Das Schöne an dieser Reise Mitte/Ende Februar ist, dass um diese Jahreszeit außer uns kaum ein Tourist unterwegs ist. Das ermöglicht uns einen ungefilterten Einblick in das ganz normale Leben, sei es auf den Zwischenübernachtungen in Italien, der griechischen Hauptstadt Athen oder in den Landschaften der Peloponnes-Halbinsel im Süden. Deshalb haben wir die ganzen kulturellen und geschichtlichen Höhepunkte, derentwegen man üblicherweise dorthin reist, ganz für uns allein.

Mit etwas Glück ist auch das Wetter angenehmer als in Deutschland um diese Zeit, aber es kann auch einmal kalt und regnerisch sein, das möchten wir nicht beschönigen. Das Wetter spielt jedoch keine zentrale Rolle bei dieser Reise. Denn ein paar schöne Tage verbringen kann man immer, jederzeit, Hauptsache, die Atmosphäre ist gut, und die wird es sein! 

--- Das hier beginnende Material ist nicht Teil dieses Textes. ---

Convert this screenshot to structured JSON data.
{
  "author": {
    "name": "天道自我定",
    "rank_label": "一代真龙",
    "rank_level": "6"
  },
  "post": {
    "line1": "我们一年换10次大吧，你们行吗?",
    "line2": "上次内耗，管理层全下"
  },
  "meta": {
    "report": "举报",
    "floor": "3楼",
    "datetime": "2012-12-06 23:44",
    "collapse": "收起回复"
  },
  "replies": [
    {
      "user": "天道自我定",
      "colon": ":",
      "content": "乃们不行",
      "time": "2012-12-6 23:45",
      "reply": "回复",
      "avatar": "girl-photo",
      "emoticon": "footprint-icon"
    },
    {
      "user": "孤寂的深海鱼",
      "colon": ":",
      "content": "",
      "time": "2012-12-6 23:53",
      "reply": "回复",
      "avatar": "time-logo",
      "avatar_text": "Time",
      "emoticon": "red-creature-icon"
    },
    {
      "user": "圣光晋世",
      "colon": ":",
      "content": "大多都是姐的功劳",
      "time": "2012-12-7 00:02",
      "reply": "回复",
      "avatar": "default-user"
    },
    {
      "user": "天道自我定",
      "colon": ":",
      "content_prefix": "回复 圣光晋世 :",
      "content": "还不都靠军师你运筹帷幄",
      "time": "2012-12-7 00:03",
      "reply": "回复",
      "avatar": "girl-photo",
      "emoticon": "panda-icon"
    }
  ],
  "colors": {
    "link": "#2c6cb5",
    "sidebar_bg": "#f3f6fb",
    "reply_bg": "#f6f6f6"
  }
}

Denn die Reise gestaltet sich ganz ungezwungen und locker, wir konzentrieren uns auf das Wesentliche und lassen viel Zeit frei für Stunden ohne Programm. Den ersten Abend verbringen wir in Faenza, von dort geht es nach Ancona und auf das Schiff, das uns über Nacht nach Griechenland bringt. Drei Tage haben wir für Athen eingeplant, wo wir übrigens am Hauptplatz der Stadt vis-a-vis vom Parlamentsgebäude wohnen, also in bester, zentraler Lage. Danach kommen wir in die wohl schönste Stadt der Peloponnes, nach Nafplio unweit von Mykene und Epidavros und schließlich in das idyllische Hafenstädtchen Gythio im Süden der Peloponnes. Über Olympia geht es nach Patras und von dort mit dem Schiff zurück nach Italien. Wir legen eine Übernachtung in Ravenna ein und sind tags darauf gegen Abend wieder nach Freiburg. 

Reiseleitung

Seit 1979 kommt Avanti-Chef Hans-Peter Christoph nach Griechenland. Unzählige Male hat er seither das Land bereist, er war dort auf den Reisen mit unseren Gruppen und mit vielen Schulklassen, auf dem Weg in die Türkei, und auf den Touren in den Nahen Osten, nach Zentralasien und China. Er hat alle Reisen seit der Gründung von Avanti dorthin geplant und begleitet und oft auch seinen Urlaub dort verbracht. Auf einer nahezu identischen Reise hat er vergangenes Jahr Anfang Februar dort seinen Sechzigsten gefeiert. Offenbar ist das Land der Philosophen, Götter, Schurken und Helden eines seiner Lieblingsländer.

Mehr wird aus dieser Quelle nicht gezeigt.